PBF Energy Inc.’s Torrance refinery has been fined $150,000 for allegedly storing hazardous waste illegally, a state agency announced June 20.
The state Department of Toxic Substances Control levied the fine after a joint inspection earlier this year by the agency and the U.S. Environmental Protection Agency found 364 bins of hazardous oil-related waste were stored on the refinery premises without a permit or other authorization from the agency, according to the press statement from the DTSC. The refinery also lacked equipment to process and recycle the hazardous waste.
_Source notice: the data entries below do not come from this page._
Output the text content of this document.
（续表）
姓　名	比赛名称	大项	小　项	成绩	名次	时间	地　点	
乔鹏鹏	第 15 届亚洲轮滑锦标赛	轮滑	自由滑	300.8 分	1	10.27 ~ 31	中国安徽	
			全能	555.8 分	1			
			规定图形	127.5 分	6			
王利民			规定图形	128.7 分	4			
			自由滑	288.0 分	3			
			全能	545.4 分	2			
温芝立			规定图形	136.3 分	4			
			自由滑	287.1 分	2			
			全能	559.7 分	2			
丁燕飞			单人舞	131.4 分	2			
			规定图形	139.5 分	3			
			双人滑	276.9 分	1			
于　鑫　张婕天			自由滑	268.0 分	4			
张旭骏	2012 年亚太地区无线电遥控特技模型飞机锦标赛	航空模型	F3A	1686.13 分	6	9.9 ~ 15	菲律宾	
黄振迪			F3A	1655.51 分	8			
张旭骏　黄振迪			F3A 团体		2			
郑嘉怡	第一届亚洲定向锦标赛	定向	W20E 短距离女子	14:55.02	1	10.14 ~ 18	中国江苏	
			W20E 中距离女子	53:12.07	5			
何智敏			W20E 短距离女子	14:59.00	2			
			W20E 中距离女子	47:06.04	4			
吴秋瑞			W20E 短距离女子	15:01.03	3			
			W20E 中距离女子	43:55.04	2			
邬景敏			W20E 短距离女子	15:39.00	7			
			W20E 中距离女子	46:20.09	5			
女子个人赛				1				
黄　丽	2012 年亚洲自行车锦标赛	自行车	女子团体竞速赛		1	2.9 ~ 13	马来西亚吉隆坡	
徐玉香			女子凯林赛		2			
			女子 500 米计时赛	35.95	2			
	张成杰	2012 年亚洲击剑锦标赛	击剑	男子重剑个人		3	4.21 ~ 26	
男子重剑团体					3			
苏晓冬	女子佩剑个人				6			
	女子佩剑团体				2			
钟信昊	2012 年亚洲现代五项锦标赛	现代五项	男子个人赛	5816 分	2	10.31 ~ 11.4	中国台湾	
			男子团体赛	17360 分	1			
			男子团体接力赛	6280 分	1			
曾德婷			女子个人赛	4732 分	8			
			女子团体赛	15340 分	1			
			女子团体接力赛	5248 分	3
In March, the DTSC ordered PBF Energy to remove or recycle the hazardous waste. According to the agency, PBF Energy agreed to recycle or dispose of the contents in 179 of the bins by July 31, in another 92 of the bins by Oct. 31 and in the remaining bins by Dec. 31. If the deadlines are not met, PBF will be assessed a fine of $6,000 per bin.
The DTSC announcement also indicated that further enforcement actions stemming from the joint inspection may be forthcoming.
A spokeswoman for PBF Energy, which is headquartered in Parsippany, N.J., said the company worked with DTSC to address the refinery’s processing and storage of oil bearing materials.
"We are disappointed with the DTSC’s characterization of the OBM, which can be legally recycled at the refinery and is not classified as an on-site hazardous waste," said Barbara Graham, community relations manager for the Torrance refinery. "As part of the settlement agreement, we are in the process of recycling the OBM at the refinery and will properly dispose of any remaining materials as agreed. In a spirit of cooperation and to avoid a lengthy appeals process, we agreed to enter into this settlement so that we can focus on running the Torrance refinery in a safe, reliable, and environmentally responsible manner."
PBF Energy purchased the facility from ExxonMobil in July 2016. The refinery is capable of processing up to 155,000 barrels of crude oil daily and producing 1.8 billion gallons of gasoline per year. It also produces jet fuel and liquefied petroleum gases.
In February 2015, while still under the ownership of ExxonMobil, an explosion and fire shut down most refinery operations for 15 months, contributing to an increase in gasoline prices across Southern California.